Die neusachlichen Autoren nehmen die gängigen, teilweise bereits klischierten Bilder der Neuen Frau auf, variieren sie und eröffnen durch die Form des überwiegend nüchternen, manchmal ironischen und bisweilen wehmütigen Berichts Möglichkeiten des Verständnisses wie der Kritik. Neben der beruflich erfolgreichen Alleinstehenden, die für die Karriere eine ausfüllende Liebesbeziehung opfert, wie Cornelia Battenberg in Kästners Fabian, steht die nur in Teilbereichen – zum Beispiel der erotischen Ausstrahlung – ihrer selbst sicheren Frau, die beruflich in einem nivellierten Angestelltenheer untergeht und sich in eine Phantasiewelt flüchtet, wie die Protagonistinnen bei Irmgard Keun. Der Nähe zur Unterhaltungs- oder Kolportageliteratur versuchen die Romanautorinnen meist nicht auszuweichen.

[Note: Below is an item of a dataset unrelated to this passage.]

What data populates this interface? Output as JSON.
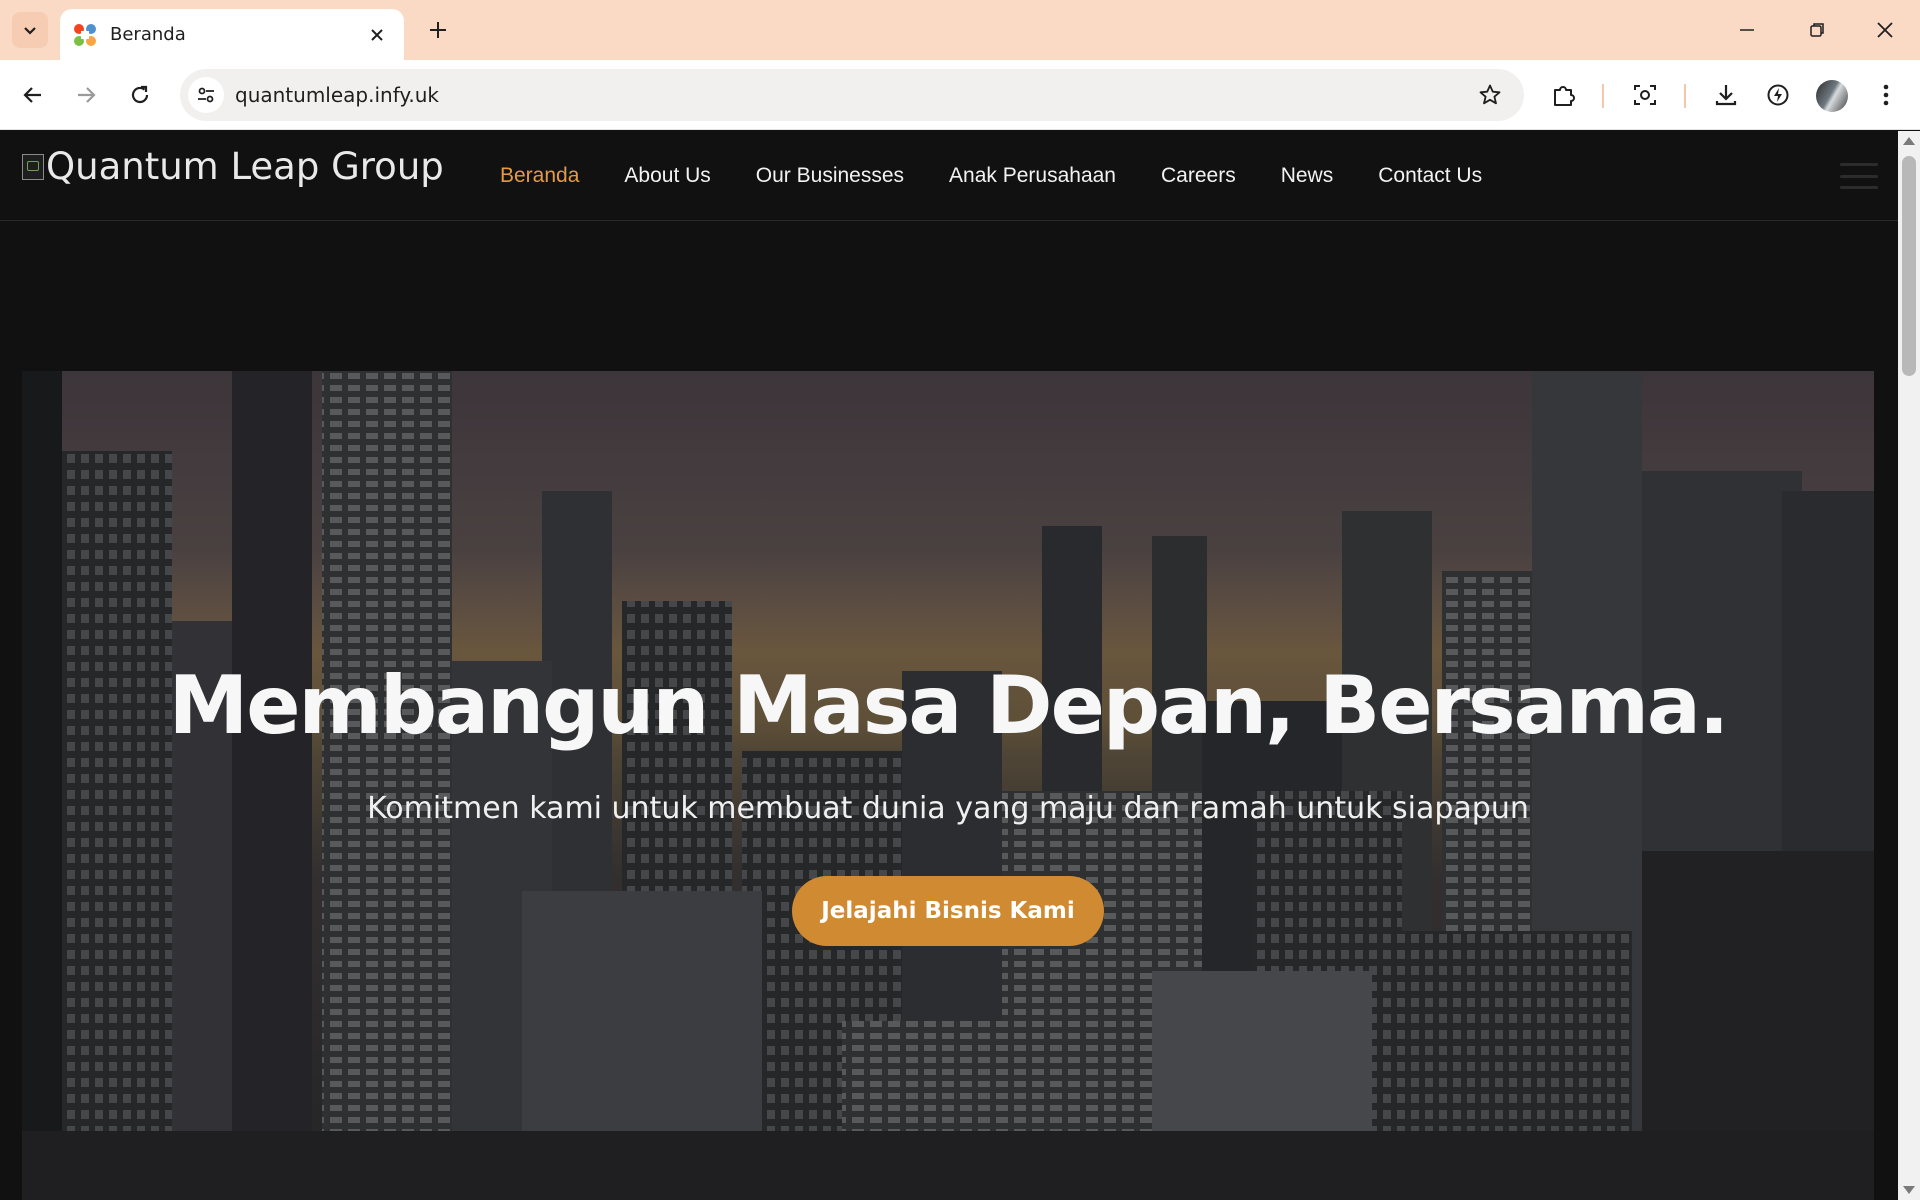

Vicki Baum nennt Menschen im Hotel im Untertitel nicht ohne Ironie einen Kolportageroman mit Hintergründen, ihren Roman stud. chem. Helene Willfüer versieht sie ebenfalls mit trivialen Erzählelementen. Die neusachlichen Frauen- und Angestelltenromane befriedigen also partiell durchaus die eskapistischen Bedürfnisse der Leserinnen in der Schilderung kleinbürgerlicher Hoffnungen auf Liebe und Erfolg, zugleich aber zeigen sie immer wieder in realistischer Weise die zermürbenden Routinen, denen Sekretärinnen oder Verkäuferinnen unterworfen und die Repressionen, denen sie in der Berufs- wie Freizeitwelt ausgesetzt sind. Die Freizeit erscheint mitunter als illusionärer Freiraum. Realistische Bilder der weiblichen Angestelltenexistenz vermitteln etwa Rudolf Braunes Roman Das Mädchen an der Orga Privat (1930), Christa Anita Brücks Schicksale hinter Schreibmaschine (1930), Gina Kaus’ Die Verliebten (1928), ein Roman, der wegen seiner Darstellung von der Frau initiierter freizügiger sexueller Aktivitäten Publikationsschwierigkeiten hatte, Mela Hartwigs 1931 entstandener Roman Bin ich ein überflüssiger Mensch oder – auf ungleich höherem ästhetischen Niveau – auch Marieluise Fleißers Eine Zierde für den Verein - Roman vom Rauchen, Sporteln, Lieben und Verkaufen (1931).